Now under the folder controller create a new controller called TokenController

[sourcecode language="csharp"]
using System.Net;
using System.Web.Http;
using JWT.Filters;

namespace JWT.Controllers
{
 public class TokenController : ApiController
 {
 // THis is naive endpoint for demo, it should use Basic authentication to provdie token or POST request
 [AllowAnonymous]
 public string Get(string username, string password)
 {
 if (CheckUser(username, password))
 {
 return JwtManager.GenerateToken(username);
 }

 throw new HttpResponseException(HttpStatusCode.Unauthorized);
 }

 public bool CheckUser(string username, string password)
 {
 // you should authenticate the user. In this example we are goint to return always true
 return true;
 }
 }
}
[/sourcecode]

Now go to the valuesController and edit the code like this.
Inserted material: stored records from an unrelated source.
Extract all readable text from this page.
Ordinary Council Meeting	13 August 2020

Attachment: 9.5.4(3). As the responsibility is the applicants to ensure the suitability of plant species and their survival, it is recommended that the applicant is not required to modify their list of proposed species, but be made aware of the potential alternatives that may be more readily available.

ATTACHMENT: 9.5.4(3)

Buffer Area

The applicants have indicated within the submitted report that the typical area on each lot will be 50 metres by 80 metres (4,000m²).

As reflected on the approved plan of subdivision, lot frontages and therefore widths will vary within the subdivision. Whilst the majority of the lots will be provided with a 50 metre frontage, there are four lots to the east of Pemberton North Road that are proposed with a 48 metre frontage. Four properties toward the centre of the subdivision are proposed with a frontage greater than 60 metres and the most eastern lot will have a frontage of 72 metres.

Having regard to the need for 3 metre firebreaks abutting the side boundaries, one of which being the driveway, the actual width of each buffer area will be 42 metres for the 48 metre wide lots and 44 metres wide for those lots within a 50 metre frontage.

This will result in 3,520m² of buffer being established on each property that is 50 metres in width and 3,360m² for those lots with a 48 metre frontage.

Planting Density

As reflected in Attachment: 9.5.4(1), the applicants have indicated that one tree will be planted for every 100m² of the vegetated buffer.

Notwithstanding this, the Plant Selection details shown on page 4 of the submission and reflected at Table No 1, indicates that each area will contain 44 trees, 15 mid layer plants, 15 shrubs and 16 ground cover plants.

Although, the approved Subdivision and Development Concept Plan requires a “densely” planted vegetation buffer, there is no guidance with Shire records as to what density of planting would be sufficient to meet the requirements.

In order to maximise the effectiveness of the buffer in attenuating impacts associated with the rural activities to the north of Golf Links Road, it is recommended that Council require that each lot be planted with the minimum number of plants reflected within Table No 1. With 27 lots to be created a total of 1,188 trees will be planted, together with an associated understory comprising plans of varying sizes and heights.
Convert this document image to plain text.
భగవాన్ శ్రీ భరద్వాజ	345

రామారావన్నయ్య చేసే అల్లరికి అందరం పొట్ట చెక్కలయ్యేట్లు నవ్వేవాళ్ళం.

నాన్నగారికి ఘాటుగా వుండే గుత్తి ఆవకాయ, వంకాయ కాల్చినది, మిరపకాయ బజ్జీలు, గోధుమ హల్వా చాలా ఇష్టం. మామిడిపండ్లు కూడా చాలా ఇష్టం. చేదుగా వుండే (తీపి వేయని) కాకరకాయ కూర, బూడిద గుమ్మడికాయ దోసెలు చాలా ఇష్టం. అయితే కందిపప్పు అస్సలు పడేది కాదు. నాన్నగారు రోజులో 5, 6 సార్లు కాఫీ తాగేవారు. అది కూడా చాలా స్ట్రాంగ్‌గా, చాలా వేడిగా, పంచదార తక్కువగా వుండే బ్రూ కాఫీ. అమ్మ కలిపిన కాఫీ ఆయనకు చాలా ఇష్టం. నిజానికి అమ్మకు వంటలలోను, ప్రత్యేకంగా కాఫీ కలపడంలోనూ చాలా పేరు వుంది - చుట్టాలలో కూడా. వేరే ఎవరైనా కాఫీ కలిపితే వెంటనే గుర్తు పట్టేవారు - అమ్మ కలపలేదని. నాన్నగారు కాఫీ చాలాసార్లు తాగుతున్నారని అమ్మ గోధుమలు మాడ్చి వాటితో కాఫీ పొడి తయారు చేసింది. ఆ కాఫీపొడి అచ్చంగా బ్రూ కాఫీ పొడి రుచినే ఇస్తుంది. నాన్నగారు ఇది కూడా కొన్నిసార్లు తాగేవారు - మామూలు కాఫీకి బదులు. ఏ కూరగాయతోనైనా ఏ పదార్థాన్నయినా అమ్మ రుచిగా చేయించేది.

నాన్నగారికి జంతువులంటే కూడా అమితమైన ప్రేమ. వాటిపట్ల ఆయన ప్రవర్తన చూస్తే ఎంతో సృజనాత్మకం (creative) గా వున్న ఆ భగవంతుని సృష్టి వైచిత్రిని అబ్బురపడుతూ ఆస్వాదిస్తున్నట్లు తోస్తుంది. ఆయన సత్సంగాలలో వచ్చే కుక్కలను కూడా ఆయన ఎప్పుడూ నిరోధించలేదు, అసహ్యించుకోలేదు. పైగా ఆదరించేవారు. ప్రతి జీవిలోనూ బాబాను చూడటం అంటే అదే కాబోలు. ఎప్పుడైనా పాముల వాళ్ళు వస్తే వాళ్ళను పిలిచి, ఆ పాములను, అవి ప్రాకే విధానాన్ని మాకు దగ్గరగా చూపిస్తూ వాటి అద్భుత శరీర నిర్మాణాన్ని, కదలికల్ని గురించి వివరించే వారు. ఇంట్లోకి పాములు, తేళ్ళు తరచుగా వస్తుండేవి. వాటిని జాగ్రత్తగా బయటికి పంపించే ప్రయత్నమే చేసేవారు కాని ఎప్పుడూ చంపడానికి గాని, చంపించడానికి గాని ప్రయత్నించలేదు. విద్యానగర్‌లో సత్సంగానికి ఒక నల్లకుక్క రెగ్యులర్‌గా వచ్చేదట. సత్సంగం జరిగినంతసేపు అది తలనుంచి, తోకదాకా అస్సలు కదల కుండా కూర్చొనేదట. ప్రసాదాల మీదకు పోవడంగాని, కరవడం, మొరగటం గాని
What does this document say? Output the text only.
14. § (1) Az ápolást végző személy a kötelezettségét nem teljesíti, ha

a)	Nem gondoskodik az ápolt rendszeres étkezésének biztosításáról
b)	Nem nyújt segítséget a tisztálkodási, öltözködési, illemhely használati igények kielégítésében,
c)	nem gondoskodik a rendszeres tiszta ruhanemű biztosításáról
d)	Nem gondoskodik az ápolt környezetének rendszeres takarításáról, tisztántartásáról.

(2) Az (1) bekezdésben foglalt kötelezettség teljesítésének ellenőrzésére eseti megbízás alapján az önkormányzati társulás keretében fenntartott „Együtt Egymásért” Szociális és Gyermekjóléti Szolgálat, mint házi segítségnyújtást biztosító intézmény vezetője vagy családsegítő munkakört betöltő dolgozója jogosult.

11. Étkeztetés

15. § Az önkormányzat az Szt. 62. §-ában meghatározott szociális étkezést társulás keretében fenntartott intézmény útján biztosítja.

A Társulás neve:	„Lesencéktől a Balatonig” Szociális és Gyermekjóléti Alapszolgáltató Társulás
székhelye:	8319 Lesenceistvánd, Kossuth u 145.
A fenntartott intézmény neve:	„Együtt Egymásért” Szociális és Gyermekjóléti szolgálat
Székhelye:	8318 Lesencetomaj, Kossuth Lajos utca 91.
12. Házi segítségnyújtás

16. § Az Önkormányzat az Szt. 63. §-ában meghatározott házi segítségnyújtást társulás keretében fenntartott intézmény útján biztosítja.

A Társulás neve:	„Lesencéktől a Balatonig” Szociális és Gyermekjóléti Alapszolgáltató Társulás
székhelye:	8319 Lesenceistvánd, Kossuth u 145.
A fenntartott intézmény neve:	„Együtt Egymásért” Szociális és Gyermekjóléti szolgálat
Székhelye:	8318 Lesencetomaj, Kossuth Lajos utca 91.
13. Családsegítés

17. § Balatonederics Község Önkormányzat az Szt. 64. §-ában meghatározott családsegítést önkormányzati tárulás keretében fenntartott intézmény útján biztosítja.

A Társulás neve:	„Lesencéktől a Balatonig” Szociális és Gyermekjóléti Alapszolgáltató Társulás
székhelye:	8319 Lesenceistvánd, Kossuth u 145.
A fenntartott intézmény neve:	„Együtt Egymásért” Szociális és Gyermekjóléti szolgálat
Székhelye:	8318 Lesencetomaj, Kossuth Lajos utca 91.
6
[sourcecode language="csharp"]
using System.Web.Http;
using JWT.Filters;

namespace JWT.Controllers
{
 public class ValuesController : ApiController
 {
 // GET api/values/
 [JwtAuthentication]
 public string Get()
 {
 return "value";
 }

 }
}
[/sourcecode]

Now run your project and we are going to use a rest client (POSTMAN) to test our rest API that we just build. After running you application it will open a web page where you can go to the API option and see your endpoint.

Using POSTMAN we are going to call the service to authenticate and get the JWT

 

Then using the token we are going to call all protected service.

1. It will use an HTTP get method.
2. In the headers section we are going to add the key Authentification and as value, we are going to add the word Bearer  JWT

As you can see in the next image the status was 200 OK and it returned the value of the controller.

If we modified the token and we sent, it will return an error (401 Invalid Token) as it is shown in the next image.